ME:  Athos, how’s your Middle East research coming?

ATHOS:  Quack off! You think I’ve got all day to just work on that? But I did find a video that Art just posted.

ARAMIS:  Why doesn’t he come around any more?

ATHOS:  If you’d read your messages you’d know he’s been traveling on vacation, you Ludite.

ME:  And when he’s home he’s working hard to make HP’s new Slate 7 tablet more successful than this TouchPad he gave us.

ARAMIS:  Who cares…

ATHOS:  We should, that’s who! Most people who come to this park don’t give us the time of day, and he set us up with social media and even gave us a tablet.

ARAMIS:  Yeah, an old one nobody else wants…

ME:  You haven’t even tried it or you’d know it’s amazing. Anything you want to know about from when we were human, through all the centuries in between, right up to the present day… just peck at it and you get the answer.

ARAMIS:  I think you both spend way too much time staring at it. Your spiritual life is shriveling up to nothing.

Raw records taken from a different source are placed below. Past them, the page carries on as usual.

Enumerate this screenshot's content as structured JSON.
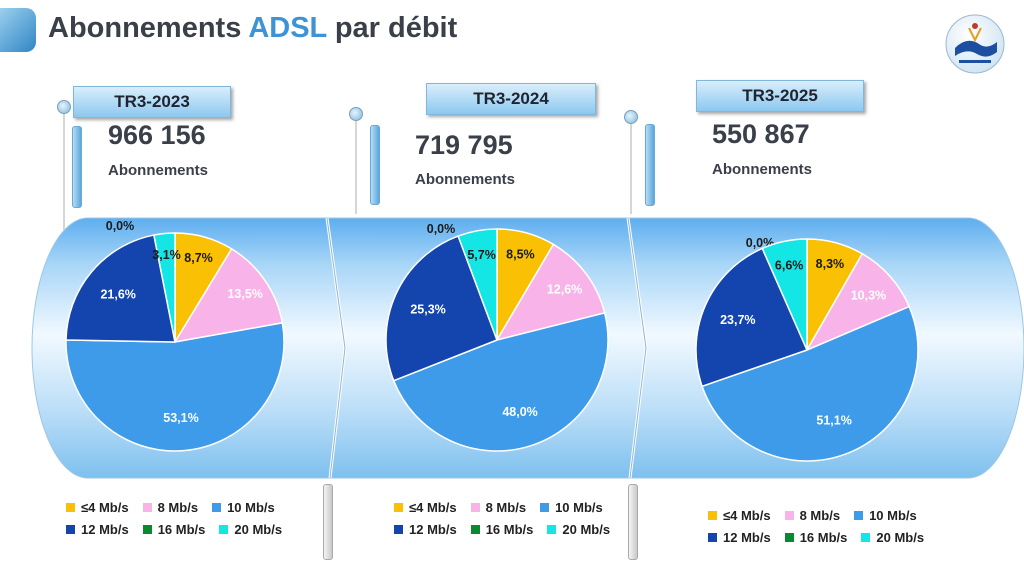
{
  "header": {
    "title_part1": "Abonnements",
    "title_accent": "ADSL",
    "title_part2": "par débit",
    "logo_icon": "authority-logo-icon"
  },
  "colors": {
    "le4": "#f9c004",
    "8": "#f8b3e8",
    "10": "#3d9be9",
    "12": "#1444ad",
    "16": "#0a8a2e",
    "20": "#14e6e6",
    "accent": "#3d93d5"
  },
  "panels": [
    {
      "period": "TR3-2023",
      "total": "966 156",
      "total_label": "Abonnements"
    },
    {
      "period": "TR3-2024",
      "total": "719 795",
      "total_label": "Abonnements"
    },
    {
      "period": "TR3-2025",
      "total": "550 867",
      "total_label": "Abonnements"
    }
  ],
  "chart_data": [
    {
      "type": "pie",
      "title": "TR3-2023",
      "categories": [
        "≤4 Mb/s",
        "8 Mb/s",
        "10 Mb/s",
        "12 Mb/s",
        "16 Mb/s",
        "20 Mb/s"
      ],
      "values": [
        8.7,
        13.5,
        53.1,
        21.6,
        0.0,
        3.1
      ],
      "labels": [
        "8,7%",
        "13,5%",
        "53,1%",
        "21,6%",
        "0,0%",
        "3,1%"
      ]
    },
    {
      "type": "pie",
      "title": "TR3-2024",
      "categories": [
        "≤4 Mb/s",
        "8 Mb/s",
        "10 Mb/s",
        "12 Mb/s",
        "16 Mb/s",
        "20 Mb/s"
      ],
      "values": [
        8.5,
        12.6,
        48.0,
        25.3,
        0.0,
        5.7
      ],
      "labels": [
        "8,5%",
        "12,6%",
        "48,0%",
        "25,3%",
        "0,0%",
        "5,7%"
      ]
    },
    {
      "type": "pie",
      "title": "TR3-2025",
      "categories": [
        "≤4 Mb/s",
        "8 Mb/s",
        "10 Mb/s",
        "12 Mb/s",
        "16 Mb/s",
        "20 Mb/s"
      ],
      "values": [
        8.3,
        10.3,
        51.1,
        23.7,
        0.0,
        6.6
      ],
      "labels": [
        "8,3%",
        "10,3%",
        "51,1%",
        "23,7%",
        "0,0%",
        "6,6%"
      ]
    }
  ],
  "legend": {
    "items": [
      "≤4 Mb/s",
      "8 Mb/s",
      "10 Mb/s",
      "12 Mb/s",
      "16 Mb/s",
      "20 Mb/s"
    ]
  }
}
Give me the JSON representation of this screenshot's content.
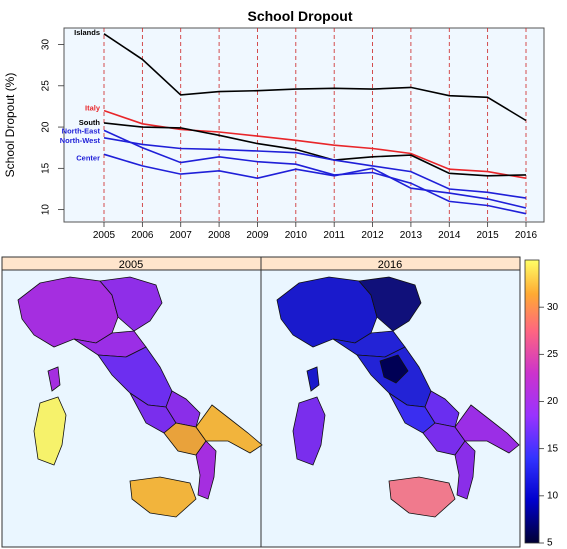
{
  "chart_data": [
    {
      "type": "line",
      "title": "School Dropout",
      "xlabel": "",
      "ylabel": "School Dropout (%)",
      "x": [
        2005,
        2006,
        2007,
        2008,
        2009,
        2010,
        2011,
        2012,
        2013,
        2014,
        2015,
        2016
      ],
      "ylim": [
        8.5,
        32
      ],
      "yticks": [
        10,
        15,
        20,
        25,
        30
      ],
      "grid": "vertical dashed red lines at each year",
      "series": [
        {
          "name": "Islands",
          "color": "#000000",
          "label_color": "#000000",
          "values": [
            31.3,
            28.2,
            23.9,
            24.3,
            24.4,
            24.6,
            24.7,
            24.6,
            24.8,
            23.8,
            23.6,
            20.8
          ]
        },
        {
          "name": "Italy",
          "color": "#e8262a",
          "label_color": "#e8262a",
          "values": [
            22.0,
            20.4,
            19.7,
            19.4,
            18.9,
            18.4,
            17.8,
            17.4,
            16.8,
            14.9,
            14.6,
            13.8
          ]
        },
        {
          "name": "South",
          "color": "#000000",
          "label_color": "#000000",
          "values": [
            20.5,
            20.0,
            19.9,
            19.0,
            18.0,
            17.3,
            16.0,
            16.4,
            16.6,
            14.4,
            14.1,
            14.2
          ]
        },
        {
          "name": "North-East",
          "color": "#1f1fd8",
          "label_color": "#1f1fd8",
          "values": [
            19.6,
            17.5,
            15.7,
            16.4,
            15.8,
            15.5,
            14.2,
            14.5,
            13.2,
            11.0,
            10.5,
            9.5
          ]
        },
        {
          "name": "North-West",
          "color": "#1f1fd8",
          "label_color": "#1f1fd8",
          "values": [
            18.7,
            17.9,
            17.4,
            17.3,
            17.1,
            16.9,
            16.0,
            15.3,
            14.6,
            12.5,
            12.1,
            11.4
          ]
        },
        {
          "name": "Center",
          "color": "#1f1fd8",
          "label_color": "#1f1fd8",
          "values": [
            16.7,
            15.3,
            14.3,
            14.7,
            13.8,
            14.9,
            14.1,
            15.0,
            12.6,
            12.0,
            11.3,
            10.2
          ]
        }
      ]
    },
    {
      "type": "heatmap",
      "title": "",
      "panels": [
        "2005",
        "2016"
      ],
      "colorbar": {
        "ticks": [
          "5",
          "10",
          "15",
          "20",
          "25",
          "30"
        ],
        "range": [
          5,
          35
        ],
        "colors": [
          "#000033",
          "#0000cc",
          "#3333ff",
          "#9933ff",
          "#cc33cc",
          "#ff6680",
          "#ffaa33",
          "#ffff66"
        ]
      },
      "regions_2005": [
        {
          "region": "North-West",
          "value": 21,
          "color": "#a52ee0"
        },
        {
          "region": "North-East",
          "value": 20,
          "color": "#8f2ee8"
        },
        {
          "region": "Center",
          "value": 17,
          "color": "#6d2ef0"
        },
        {
          "region": "South",
          "value": 22,
          "color": "#8a2ee9"
        },
        {
          "region": "Campania/Puglia",
          "value": 28,
          "color": "#e9a23b"
        },
        {
          "region": "Sicily",
          "value": 30,
          "color": "#f2b43c"
        },
        {
          "region": "Sardinia",
          "value": 33,
          "color": "#f6f26b"
        }
      ],
      "regions_2016": [
        {
          "region": "North-West",
          "value": 10,
          "color": "#1a1acc"
        },
        {
          "region": "North-East",
          "value": 8,
          "color": "#10107a"
        },
        {
          "region": "Center",
          "value": 9,
          "color": "#2323d6"
        },
        {
          "region": "South",
          "value": 16,
          "color": "#6a2ef0"
        },
        {
          "region": "Calabria",
          "value": 19,
          "color": "#8a2ee9"
        },
        {
          "region": "Sicily",
          "value": 24,
          "color": "#f07a8d"
        },
        {
          "region": "Sardinia",
          "value": 18,
          "color": "#7a2eed"
        }
      ]
    }
  ]
}
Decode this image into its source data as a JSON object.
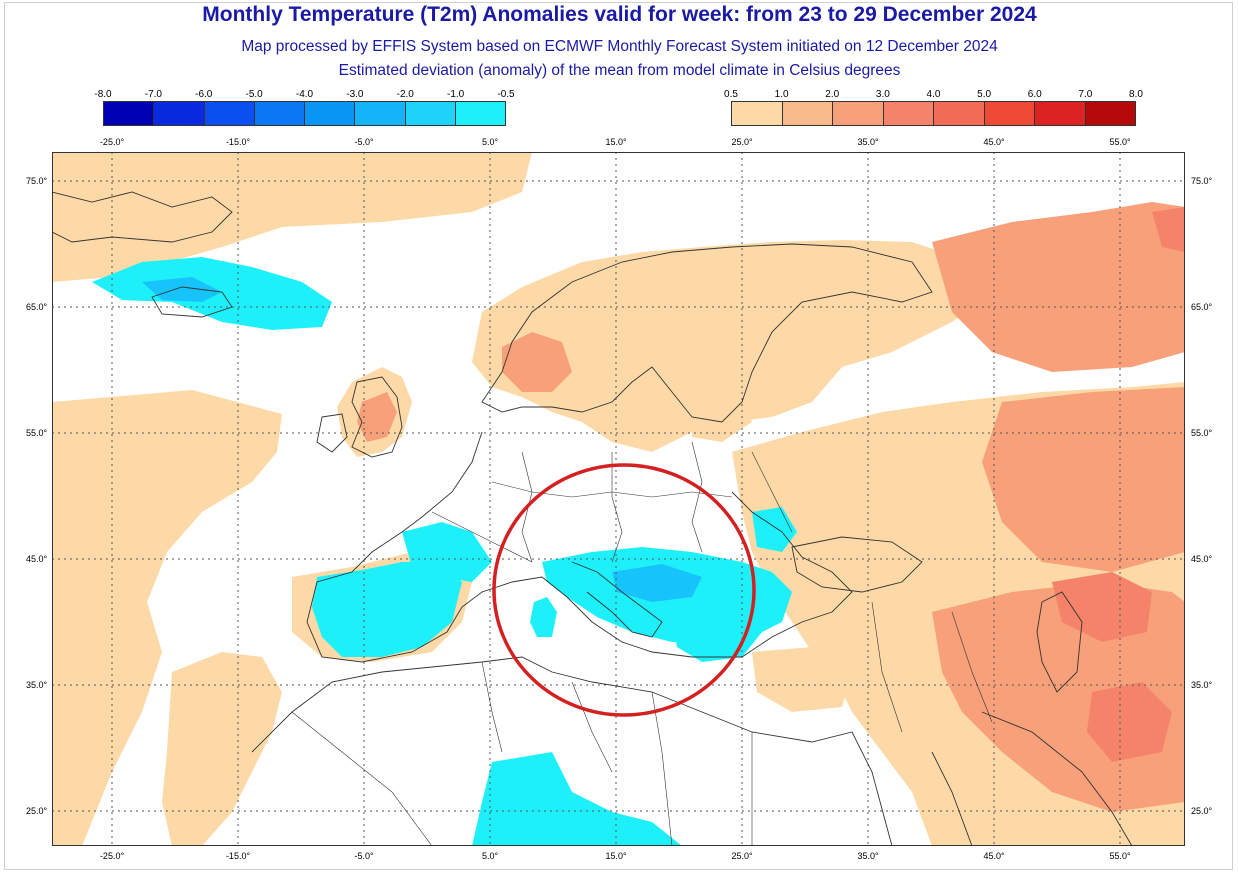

ME:  Hah! On www.BibleGateway.com we can access the modern Message translation of the Bible that gets rid of all those King James “thee’s, thou’s, and “thine’s” we’ve outgrown, and I downloaded Kindle versions of devotionals by Oswald Chambers and that newcomer Billy Graham.

ARAMIS:  I don’t see you checking those nearly as much as Facebook and Fox News.

ATHOS:  All right, all right. Do you want to hear about this video I found or not?

ARAMIS:  Who cares…

ME:  I do. You said Art made it?

ATHOS:  Yep. Remember when Art posted on Facebook to David Edwards about how he was going to complain to Porthos about some pesky squirrel that keeps eating the sunflower seeds out of his bird feeder?

ME:  So the video is about that?

ATHOS:  Yes, but it’s weird. It doesn’t end the way I thought it would.

ARAMIS:  What do you mean?

ME:  Ah, so now that there’s a story involved that might have a twist to it… now you’re interested?

ARAMIS:  Maybe. What’s it about?

ATHOS:  Do you two know anything about Rocky Balboa?

ARAMIS:  Any relation to Vasco Balboa, the Spanish conquistador?

ME:  Wait a minute, Aramis. Have you been sneaking some Googling sessions on the TouchPad while we sleep or what? I just did a quick check and Vasco Balboa was before our time.

ARAMIS:  I know that, but we covered him in history class, and I paid attention while you must have been daydreaming about running away to join the king's Musketeers.

ME:  Just tell us about this video, Athos. What does this Rocky Balboa have to do with a pesky squirrel that’s bothering Art?

ATHOS:  Like I said, it’s weird. But we already know how Art is… ah… kinda obsessed with parallels between the small-scale wildlife drama in his backyard and the large-scale issues of striving, sin, suffering, death, and the innate desire for freedom of all people in the world…

ARAMIS:  Whoa, you may be giving him too much credit there, sport. I think he’s just a silly bird watcher who has problems with sparrows and squirrels.

ATHOS:  Maybe, but he could also have some creative insights. Ever think of that?

ARAMIS:  Not.

ATHOS:  In my opinion, Art’s own viewpoint changed as he produced, directed, shot and edited this film short.